Palm said in its latest statement to shareholders that it realized it needed to do something about its sagging sales in early February. On Feb. 17, Palm chief executive Jon Rubenstein organized a committee to explore options. From Feb. 25 to April 1, Palm contacted 16 companies about a possible deal, which could have been anything from licensing Palm’s WebOS operating system to a sale of the company.

Five companies made offers, but the filing only identifies HP. (The only other bidder named was Lenovo). Palm was most interested in offers from HP and two other companies, while the last two wanted to license Palm’s patents. In early March, Palm’s board decided a sale was the best option. HP made its first actual offer on April 13 for $4.75 a share for $1 billion. It asked for 30 days of exclusive negotiations. A second company offered $600 million in cash, and a third company offered a stock deal that would take longer to complete than the other deals.

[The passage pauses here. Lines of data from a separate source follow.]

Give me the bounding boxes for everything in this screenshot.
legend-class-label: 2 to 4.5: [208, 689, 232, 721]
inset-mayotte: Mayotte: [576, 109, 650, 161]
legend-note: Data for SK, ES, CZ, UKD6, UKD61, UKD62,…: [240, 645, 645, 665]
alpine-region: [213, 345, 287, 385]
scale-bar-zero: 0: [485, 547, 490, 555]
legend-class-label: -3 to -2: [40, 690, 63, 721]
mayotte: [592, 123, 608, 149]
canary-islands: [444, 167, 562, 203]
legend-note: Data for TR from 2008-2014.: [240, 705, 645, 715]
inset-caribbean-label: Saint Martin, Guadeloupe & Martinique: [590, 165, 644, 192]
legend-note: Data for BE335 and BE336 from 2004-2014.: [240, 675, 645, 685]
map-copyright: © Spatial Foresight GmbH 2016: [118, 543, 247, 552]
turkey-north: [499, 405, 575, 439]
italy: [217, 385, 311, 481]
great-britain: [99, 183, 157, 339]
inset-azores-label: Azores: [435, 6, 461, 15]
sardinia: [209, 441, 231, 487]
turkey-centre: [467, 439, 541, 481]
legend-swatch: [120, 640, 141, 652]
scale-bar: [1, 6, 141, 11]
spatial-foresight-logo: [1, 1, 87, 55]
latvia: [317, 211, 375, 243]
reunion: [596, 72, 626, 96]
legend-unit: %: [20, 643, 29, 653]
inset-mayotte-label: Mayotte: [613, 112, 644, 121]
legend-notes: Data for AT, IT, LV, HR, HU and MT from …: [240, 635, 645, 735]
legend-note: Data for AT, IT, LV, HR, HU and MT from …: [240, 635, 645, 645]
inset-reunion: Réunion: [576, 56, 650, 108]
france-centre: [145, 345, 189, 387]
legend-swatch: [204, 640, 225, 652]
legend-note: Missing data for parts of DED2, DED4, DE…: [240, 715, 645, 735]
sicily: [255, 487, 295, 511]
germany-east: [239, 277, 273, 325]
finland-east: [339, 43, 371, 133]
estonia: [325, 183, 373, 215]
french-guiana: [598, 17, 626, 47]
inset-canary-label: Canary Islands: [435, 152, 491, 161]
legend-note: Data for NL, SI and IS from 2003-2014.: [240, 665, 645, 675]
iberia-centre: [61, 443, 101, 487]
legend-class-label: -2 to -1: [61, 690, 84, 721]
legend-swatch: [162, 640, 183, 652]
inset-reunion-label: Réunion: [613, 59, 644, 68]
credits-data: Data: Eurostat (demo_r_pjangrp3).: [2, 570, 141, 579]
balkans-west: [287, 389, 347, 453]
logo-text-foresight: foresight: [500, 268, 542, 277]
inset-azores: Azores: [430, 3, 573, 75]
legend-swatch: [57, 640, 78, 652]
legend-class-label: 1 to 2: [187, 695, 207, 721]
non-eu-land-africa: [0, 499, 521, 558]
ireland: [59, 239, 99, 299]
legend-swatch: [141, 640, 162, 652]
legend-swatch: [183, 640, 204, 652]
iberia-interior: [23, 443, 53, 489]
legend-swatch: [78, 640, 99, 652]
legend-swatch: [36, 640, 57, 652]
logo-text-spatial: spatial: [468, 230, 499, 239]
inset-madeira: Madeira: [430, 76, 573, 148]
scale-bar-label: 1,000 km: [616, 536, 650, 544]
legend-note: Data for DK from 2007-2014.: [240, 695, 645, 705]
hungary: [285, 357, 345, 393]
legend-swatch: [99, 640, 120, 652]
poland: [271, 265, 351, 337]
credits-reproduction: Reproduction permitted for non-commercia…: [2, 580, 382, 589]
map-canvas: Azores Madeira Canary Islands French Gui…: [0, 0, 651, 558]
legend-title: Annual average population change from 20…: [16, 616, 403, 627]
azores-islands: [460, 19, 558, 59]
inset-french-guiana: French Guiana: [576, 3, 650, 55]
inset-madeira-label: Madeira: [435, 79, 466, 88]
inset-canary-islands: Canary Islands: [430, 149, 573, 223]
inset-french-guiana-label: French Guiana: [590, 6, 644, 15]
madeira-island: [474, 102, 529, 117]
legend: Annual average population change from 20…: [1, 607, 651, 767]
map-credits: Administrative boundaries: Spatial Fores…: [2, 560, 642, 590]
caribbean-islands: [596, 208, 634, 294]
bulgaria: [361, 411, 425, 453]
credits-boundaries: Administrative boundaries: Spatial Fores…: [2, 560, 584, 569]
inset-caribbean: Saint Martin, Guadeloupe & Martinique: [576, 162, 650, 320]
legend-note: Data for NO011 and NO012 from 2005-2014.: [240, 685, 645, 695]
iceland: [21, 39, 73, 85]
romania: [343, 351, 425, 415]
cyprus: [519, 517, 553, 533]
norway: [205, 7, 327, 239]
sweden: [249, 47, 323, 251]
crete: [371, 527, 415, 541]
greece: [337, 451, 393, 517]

Palm told HP it would not give an exclusive negotiating period unless HP improved its offer. HP declined. Palm told the other two companies that their bids were not competitive and those companies dropped out. A fourth company then offered $6 to $7 per share with a transaction to take place within 14 days.

On April 18, Palm sent both HP and that fourth company a draft of merger agreements. HP and Palm executives met starting April 20 and HP increased its offer to $5 a share on April 22. Then the fourth bidder dropped its offer to $5.50 a share with provisions that included a $60 million penalty if the deal did not go through. Palm and the fourth bigger tried to work out a deal from April 23 to April 25, to no avail.

Rubinstein told HP on April 24 that its offer wasn’t competitive and that it had to “significantly and immediately” improve its offer to stay in the bidding. HP raised its offer to the winning $5.70 a share bid that day. Rubinstein told the fourth company that he had a better offer on April 25. That company responded by telling Palm it would offer to buy its patents and take a non-exclusive license on WebOS for $800 million.

Palm’s board considered that offer and turned it down. Then HP and Palm entered into negotiations from April 24 to April 28. On April 28, the merger was announced.